31 Maple Street
Bristol, Connecticut USA
February 2, 2020
Luke 10:25-29, 36-37
Rev. Kristen J. Kleiman
Jesus calls us to love our neighbor, our metaphorical and our literal neighbor, the stranger and the person who lives beside us, our Christian and our non-Christian neighbors. Jesus calls us to show mercy, to have mercy, to be humble and patient, compassionate and understanding.
We are called, as Fred Rogers says, to show people that they do not have to be somebody they are not, and at the same time, we are called to encourage them “to choose to be the best of who [they are] at the moment.” And to know that they are liked exactly as they are. (Rogers, Life’s Journeys According to Mr. Rogers: things to remember along the way, pg 35)
This way of Jesus Christ, this way of love, of loving our neighbors and showing them kindness, mercy, understanding, and compassion changes the world, one person at a time.

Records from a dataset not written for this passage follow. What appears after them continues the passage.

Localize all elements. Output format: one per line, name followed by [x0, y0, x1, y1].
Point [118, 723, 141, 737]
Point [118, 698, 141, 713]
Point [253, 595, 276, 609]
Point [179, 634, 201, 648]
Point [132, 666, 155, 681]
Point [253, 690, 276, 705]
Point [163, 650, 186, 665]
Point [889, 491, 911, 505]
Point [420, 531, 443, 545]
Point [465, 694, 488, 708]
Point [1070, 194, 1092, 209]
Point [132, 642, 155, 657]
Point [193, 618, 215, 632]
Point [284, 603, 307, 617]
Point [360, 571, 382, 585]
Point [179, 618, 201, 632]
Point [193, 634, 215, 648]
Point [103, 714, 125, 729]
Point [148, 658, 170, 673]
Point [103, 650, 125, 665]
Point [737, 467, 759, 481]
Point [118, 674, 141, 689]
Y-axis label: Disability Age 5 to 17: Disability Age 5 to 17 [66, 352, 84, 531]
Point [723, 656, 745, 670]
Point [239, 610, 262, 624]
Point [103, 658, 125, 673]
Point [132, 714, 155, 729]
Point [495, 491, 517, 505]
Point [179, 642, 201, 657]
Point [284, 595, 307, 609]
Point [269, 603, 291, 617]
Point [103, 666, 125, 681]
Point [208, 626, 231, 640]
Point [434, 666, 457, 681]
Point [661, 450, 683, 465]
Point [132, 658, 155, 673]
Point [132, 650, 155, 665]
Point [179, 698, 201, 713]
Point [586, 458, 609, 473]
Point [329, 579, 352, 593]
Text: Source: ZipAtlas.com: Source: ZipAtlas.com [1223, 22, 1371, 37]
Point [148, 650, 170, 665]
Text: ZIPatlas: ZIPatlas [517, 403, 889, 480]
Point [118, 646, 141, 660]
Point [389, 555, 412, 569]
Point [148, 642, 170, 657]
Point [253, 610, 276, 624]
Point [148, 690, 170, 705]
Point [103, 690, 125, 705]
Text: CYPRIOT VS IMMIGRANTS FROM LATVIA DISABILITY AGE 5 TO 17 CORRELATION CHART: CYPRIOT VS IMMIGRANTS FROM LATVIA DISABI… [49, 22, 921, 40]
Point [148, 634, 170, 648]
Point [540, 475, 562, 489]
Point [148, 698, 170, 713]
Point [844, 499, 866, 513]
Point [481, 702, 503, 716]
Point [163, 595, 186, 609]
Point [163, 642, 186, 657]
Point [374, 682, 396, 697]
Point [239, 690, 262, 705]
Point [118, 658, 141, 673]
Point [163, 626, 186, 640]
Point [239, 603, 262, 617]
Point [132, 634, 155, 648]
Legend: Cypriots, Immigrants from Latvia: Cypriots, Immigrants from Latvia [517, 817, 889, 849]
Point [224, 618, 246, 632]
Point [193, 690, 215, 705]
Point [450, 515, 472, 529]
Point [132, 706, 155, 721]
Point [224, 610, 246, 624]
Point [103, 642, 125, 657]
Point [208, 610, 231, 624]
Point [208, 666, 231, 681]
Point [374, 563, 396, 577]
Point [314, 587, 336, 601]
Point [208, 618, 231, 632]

And oh my goodness, it is exhausting. It can be incredibly exhausting to continuously dig down deep and find your unconditional love, especially when we are feeling fearful, especially when we are faced with another’s hurt or anger, most definitely when we are tired, stressed out and overwhelmed.
The ability to love our neighbor has to come from a deep well of love within us, and all too often, that well runs a little too dry.
So how do we follow Jesus, how do we love our neighbor, especially at those times when we can barely keep from falling ourselves?
We remember “two are better than one, because they have a good reward for their toil. For if they fall, one will lift up the other;” (Ecclesiastes 4:9-10). In my study Bible, this passage is sub-titled “The Value of a Friend”, and in The Message translation, it continues saying, “By yourself you’re unprotected. With a friend you can face the worst.” (Ecclesiastes 4:12).
With a friend you can face the worst. If, when, you fall, a friend will lift you up. They are your emergency contact number and the person you can trust to have your back, just as you have theirs.
Do you have a friend like that? If you do, what a blessing from God. Unfortunately, in this age of individualism, in this age of social media, in this age of being busy, too many of us use the word “friend” for our 378 Facebook friends or our 294 Instagram or Twitter followers.
There are many definitions for the word friend. Facebook friends are friends. The person you work out next to three times a week at the gym and always talk about your lives but never see outside the gym, that person can be a friend. So can the grocery store clerk or waitress you catch up with weekly.
It is important to be connected to others, and to quote my college fraternity’s purpose, we are called to “cultivate acquaintance with many whom I meet, [And] to cherish friendships with but a chosen few.”
To cherish friendships with a chosen few and to study the perfecting of those friendships.
Sometimes, we take on so much in our desire to be a good neighbor, to love all our neighbors, to be faithful to God and the way of Jesus Christ, that we can get stretched pretty thin, and we fall.
I don’t think God wants that. I don’t think that serves God’s purposes at all – for us to be exhausted, lonely, and burnt out. God created us to be in connection. God created us to be in community. God created us for mutuality – and that means cherishing, investing in friendships with but a chosen few, with those few who will always be ready to pick you up, with those few who will have your back and be your first call in the middle of the night, with those few that you know you can face the worst and keep on going.
Who is that friend in your life? Who are those chosen few? And when was the last time you spoke with them? Spent time with them? Enjoyed their company and let the mutuality of your shared laughter, conversation, and support refresh one other?
Jesus calls us to love those neighbors too – our life-long, beside you no matter what friends, because they are the ones who make this life worth living and give us the much needed energy to transform the world with Christ’s love.